Now, I’m not a linux evangelist. I don’t go around telling people to switch to Linux. I honestly can’t do that anymore because I know that my experience with the OS is irrelevant. I am a computer geek a software developer and linux enthusiast. This makes so far removed from the general population, that I can hardly relate to your average Windows user.

Nevertheless I did my best to give him a quick pitch on how the OS will be mostly irrelevant on that machine. And it will run most of his favorite apps – like firefox for example.

“Will it run Chrome?” he demanded.

Of course it will run chrome. Then again last time I used Linux version of Chrome Flash didn’t work yet, but they fucking update it daily. I quickly launched my copy of the browser to check, and lo – it was running flash quite flawlessly now.

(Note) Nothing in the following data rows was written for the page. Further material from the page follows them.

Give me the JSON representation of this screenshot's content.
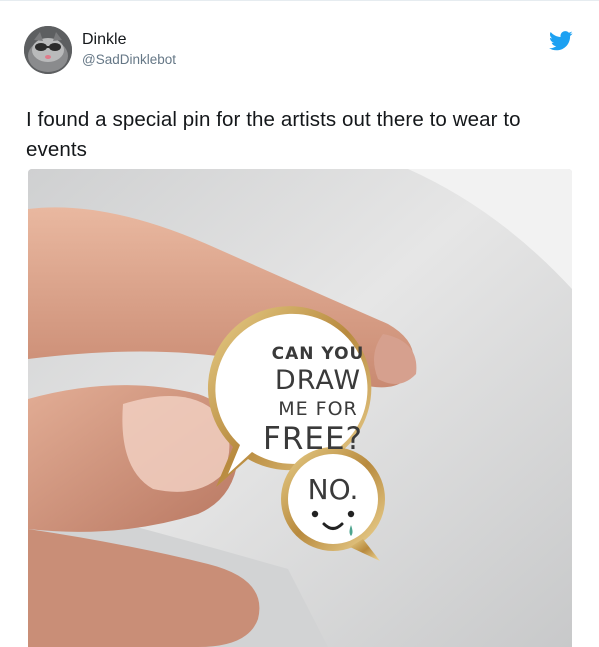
{
  "tweet": {
    "author_name": "Dinkle",
    "author_handle": "@SadDinklebot",
    "text": "I found a special pin for the artists out there to wear to events"
  },
  "media": {
    "pin_text_line1": "CAN YOU",
    "pin_text_line2": "DRAW",
    "pin_text_line3": "ME FOR",
    "pin_text_line4": "FREE?",
    "pin_reply": "NO."
  },
  "icons": {
    "brand": "twitter-bird-icon"
  },
  "colors": {
    "brand": "#1da1f2",
    "text": "#14171a",
    "secondary": "#657786"
  }
}
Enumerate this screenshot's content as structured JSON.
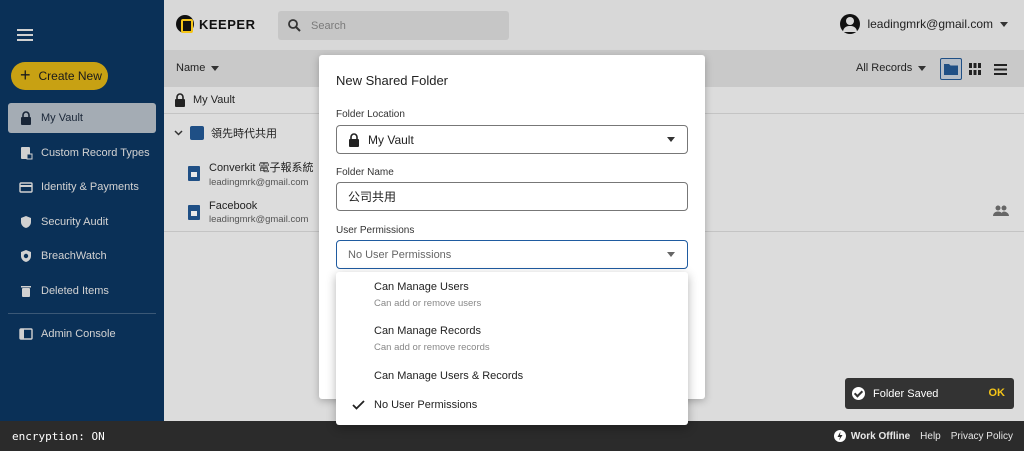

My friend was not fully convinced yet. He started asking me about opening Word documents so I pulled up Open Office and illustrated how it works. Then I quickly downloaded and burned him a copy of the Gnome based Jaunty to show him what the OS that ships with his Mini will look like (I’m running Kubuntu on my laptop, and it looks quite different).

I booted it on his laptop, and he was blown away when he realized you can actually run a fully functional OS from the CD like that.

“But how can it do that?”

Well, because it’s really not that impressive. I mean, it doesn’t really matter whether your OS binaries are on the HD or on some other media. You have to load them into memory before they get executed anyway – so where they are originally is irrelevant. There is really no reason why Windows couldn’t have a Live CD version. In fact, you can easily make one with BartPE.

He was also enamored with virtual desktops. “It’s like tabs for your desktop” he said. I never thought about them like that, but yes – that’s a valid analogy. That’s technically how these things work.

He was also amazed on how many “features” were included in the OS itself. I had to explain that most of the applications he saw there were really stand alone open source projects – but by virtue of being free software they could be included in the free OS.

To make this long story short, my friend decided to keep Ubuntu on that machine – at least for now. In fact, he said he might replace it with the Notebook Remix version he found online so he can be running Jaunty (the Dell ships with Intrepid if I’m not mistaken). I told him that if he tries Ubuntu can’t deal with it, I’ll be happy to help him with the XP installation hack. He nodded, but I’ve seen that gleam in his eye that told me it won’t be needed. I think our little community might have a brand new member.

Now, I’m fairly sure my friend will continue using Windows. I didn’t “convert” him and made him into an exclusive Linux user. But he will give Ubuntu a try, and hopefully will like it becoming an OS agnostic nut bag like me. And that’s more than I could ever ask for.

We really don’t need to convert people, or try to ween them off of Windows. All we need to do is to show them the alternatives and find places in which they work well – like mini notebooks for example. This will have far reaching effects. For one, they will no longer automatically assume that OS == Windows. They will see that there are different operating systems that can be used for different purposes. Secondly, they will be now able to call MS on their bullshit as they will see that things can be done differently in the open source world. Thirdly… Well, they will be using linux. The more of us are there, the better. I don’t care if he still uses Windows on the other machine – he still counts as one of us.